The 10 students in the program had to figure out what would be the best way to address food security. They did research, visited and participated in local pantries and the Berkshire Food Project and then designed and built the box so it was weather proof and the food inside protected.

"There were multiple different designs we came up with and we stuck with the best design for the box," Butler said.

They also created a community guide to food resources in the area and stacked the tri-fold brochures in the pantry box. The brochure lists local pantries, places that offer free meals, where to find financial help related to food needs and the address of a Facebook page — givefoodtakefood — to create greater awareness of food resources.  

Another student said the whole project was a lesson in teamwork.

"We learned like measuring skills, working together with other people, we also learned to how to work as a group because we weren't so good at it at first," she said. "But we all came together and cooperated very good together."

Mayor Richard Alcombright cut the ribbon on the food box Tuesday morning and recognized Michael Chalifoux of Post 54 for hosting both the box and numerous community groups.
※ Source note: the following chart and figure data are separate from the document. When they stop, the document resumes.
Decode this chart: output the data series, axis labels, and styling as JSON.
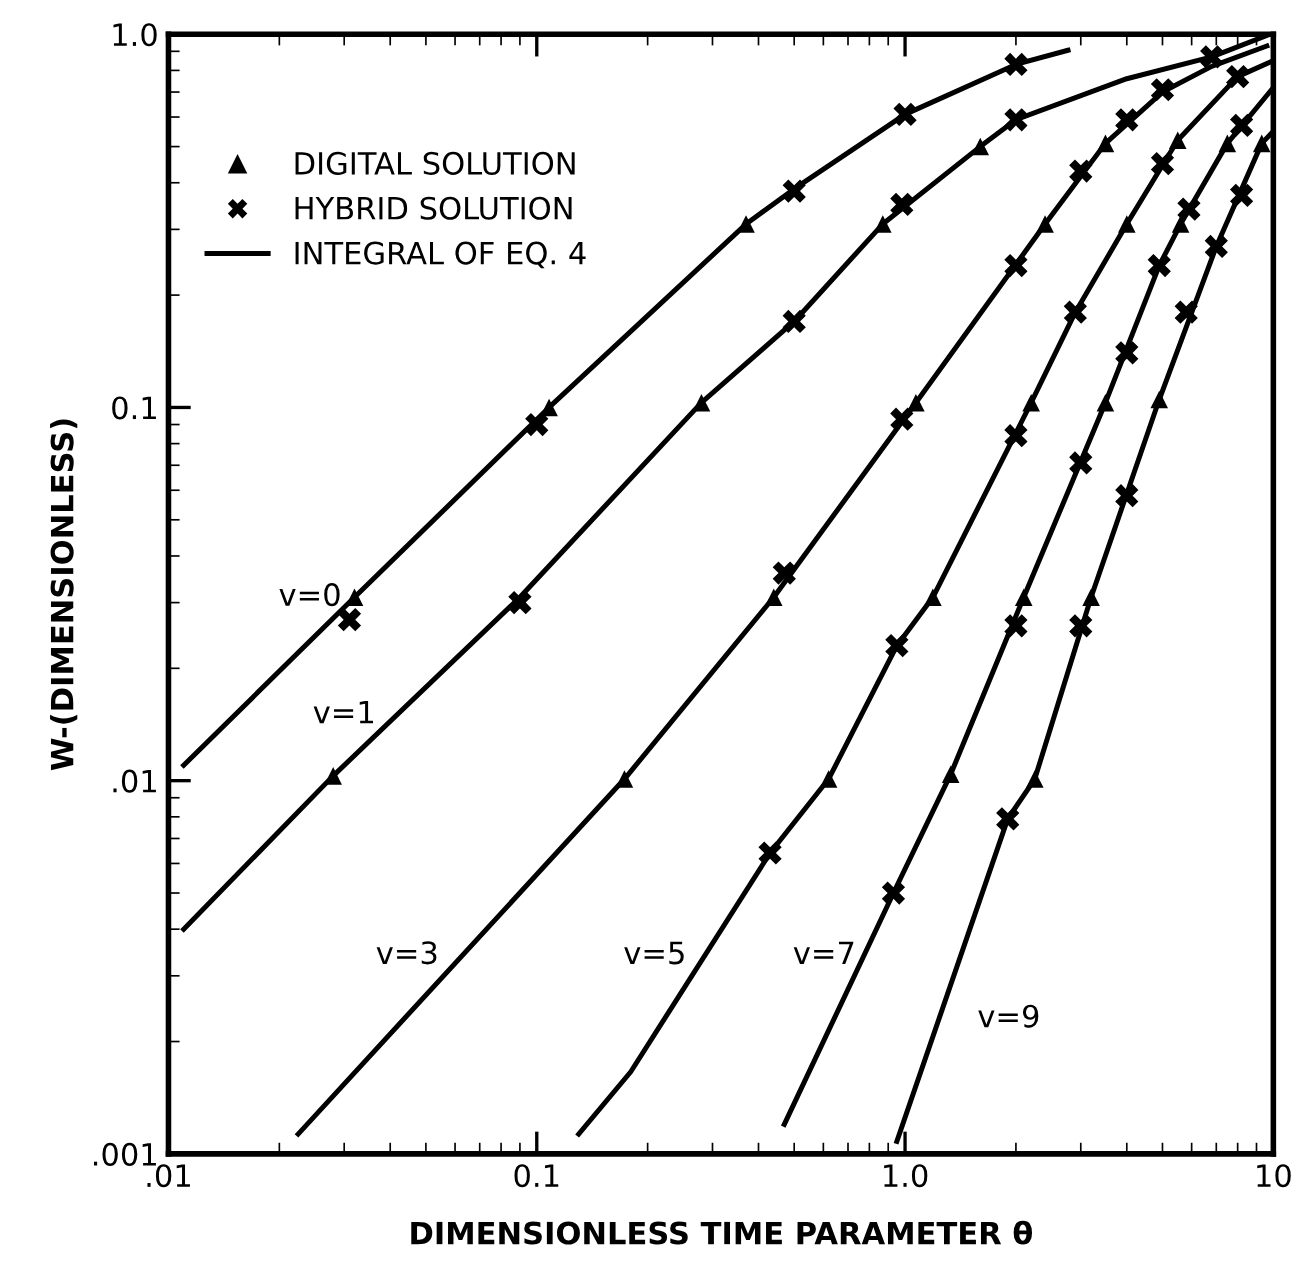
{
  "chart_data": {
    "type": "line",
    "xlabel": "DIMENSIONLESS TIME PARAMETER θ",
    "ylabel": "W-(DIMENSIONLESS)",
    "log": "xy",
    "grid": false,
    "legend": "top left",
    "xlim": [
      0.01,
      10
    ],
    "ylim": [
      0.001,
      1
    ],
    "xticks": [
      {
        "value": 0.01,
        "label": ".01"
      },
      0.1,
      {
        "value": 1,
        "label": "1.0"
      },
      10
    ],
    "yticks": [
      {
        "value": 0.001,
        "label": ".001"
      },
      {
        "value": 0.01,
        "label": ".01"
      },
      0.1,
      {
        "value": 1,
        "label": "1.0"
      }
    ],
    "series": [
      {
        "name": "DIGITAL SOLUTION",
        "type": "scatter",
        "marker": "triangle",
        "color": "#000000",
        "x": [
          0.032,
          0.108,
          0.37,
          0.028,
          0.28,
          0.87,
          1.6,
          0.173,
          0.44,
          1.07,
          2.4,
          3.5,
          0.62,
          1.19,
          2.2,
          4.0,
          5.5,
          1.33,
          2.1,
          3.5,
          5.6,
          7.5,
          2.25,
          3.2,
          4.9,
          9.3
        ],
        "values": [
          0.031,
          0.1,
          0.31,
          0.0103,
          0.103,
          0.31,
          0.5,
          0.0101,
          0.031,
          0.103,
          0.31,
          0.51,
          0.0101,
          0.031,
          0.103,
          0.31,
          0.52,
          0.0104,
          0.031,
          0.103,
          0.31,
          0.51,
          0.0101,
          0.031,
          0.105,
          0.51
        ]
      },
      {
        "name": "HYBRID SOLUTION",
        "type": "scatter",
        "marker": "cross",
        "color": "#000000",
        "x": [
          0.031,
          0.1,
          0.5,
          1.0,
          2.0,
          0.09,
          0.5,
          0.98,
          2.0,
          6.8,
          0.47,
          0.98,
          2.0,
          3.0,
          4.0,
          5.0,
          0.43,
          0.95,
          2.0,
          2.9,
          5.0,
          8.0,
          0.93,
          2.0,
          3.0,
          4.0,
          4.9,
          5.9,
          8.2,
          1.9,
          3.0,
          4.0,
          5.8,
          7.0,
          8.2
        ],
        "values": [
          0.027,
          0.09,
          0.38,
          0.61,
          0.83,
          0.03,
          0.17,
          0.35,
          0.59,
          0.87,
          0.036,
          0.093,
          0.24,
          0.43,
          0.59,
          0.71,
          0.0064,
          0.023,
          0.084,
          0.18,
          0.45,
          0.77,
          0.005,
          0.026,
          0.071,
          0.14,
          0.24,
          0.34,
          0.57,
          0.0079,
          0.026,
          0.058,
          0.18,
          0.27,
          0.37
        ]
      },
      {
        "name": "INTEGRAL OF EQ. 4",
        "marker": "none",
        "line_style": "solid",
        "color": "#000000",
        "x": [
          0.011,
          0.032,
          0.108,
          0.37,
          0.5,
          1.0,
          2.0,
          2.77,
          null,
          0.011,
          0.028,
          0.09,
          0.28,
          0.5,
          0.87,
          1.6,
          2.0,
          4.0,
          6.8,
          9.8,
          null,
          0.0225,
          0.173,
          0.44,
          1.07,
          2.4,
          3.5,
          5.0,
          6.8,
          9.6,
          null,
          0.13,
          0.18,
          0.43,
          0.62,
          0.95,
          1.19,
          2.2,
          2.9,
          4.0,
          5.5,
          8.0,
          10,
          null,
          0.47,
          0.93,
          1.33,
          2.1,
          3.5,
          4.9,
          5.6,
          7.5,
          10,
          null,
          0.95,
          1.9,
          2.25,
          3.2,
          4.9,
          7.0,
          9.3,
          10
        ],
        "values": [
          0.011,
          0.031,
          0.1,
          0.31,
          0.385,
          0.61,
          0.83,
          0.906,
          null,
          0.004,
          0.0103,
          0.031,
          0.103,
          0.17,
          0.31,
          0.5,
          0.59,
          0.76,
          0.87,
          1.0,
          null,
          0.00113,
          0.0101,
          0.031,
          0.103,
          0.31,
          0.51,
          0.7,
          0.82,
          0.93,
          null,
          0.00113,
          0.00166,
          0.0064,
          0.0101,
          0.023,
          0.031,
          0.103,
          0.18,
          0.31,
          0.52,
          0.77,
          0.85,
          null,
          0.0012,
          0.005,
          0.0104,
          0.031,
          0.103,
          0.24,
          0.31,
          0.51,
          0.72,
          null,
          0.00108,
          0.0079,
          0.0101,
          0.031,
          0.105,
          0.27,
          0.51,
          0.55
        ]
      }
    ],
    "annotations": [
      {
        "text": "v=0",
        "x": 0.032,
        "y": 0.031
      },
      {
        "text": "v=1",
        "x": 0.028,
        "y": 0.0103
      },
      {
        "text": "v=3",
        "x": 0.063,
        "y": 0.0034
      },
      {
        "text": "v=5",
        "x": 0.286,
        "y": 0.0034
      },
      {
        "text": "v=7",
        "x": 0.77,
        "y": 0.0034
      },
      {
        "text": "v=9",
        "x": 1.24,
        "y": 0.0023
      }
    ]
  }
}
"This is just another really good success story by the E3 kids and their staff," he said. "This is just sustainable thing, it's great for the community, it's great for the neighborhood, and if you really look into it, it brings in all of the academic things that they need to be doing  

Reifsnyder said it was something of an experiment. The Girl Scouts, Berkshire Dream Center and Friendship Center will be taking turns keeping the pantry box stocked and she's in discussion with a Massachusetts College of Liberal Arts group that runs a small pantry at the post on Sunday.

"Our hope is regular people will also just put stuff in, just like those Little Free Libraries," she said. "They put books in and people take books out, so we're hoping that will be part of what goes on here."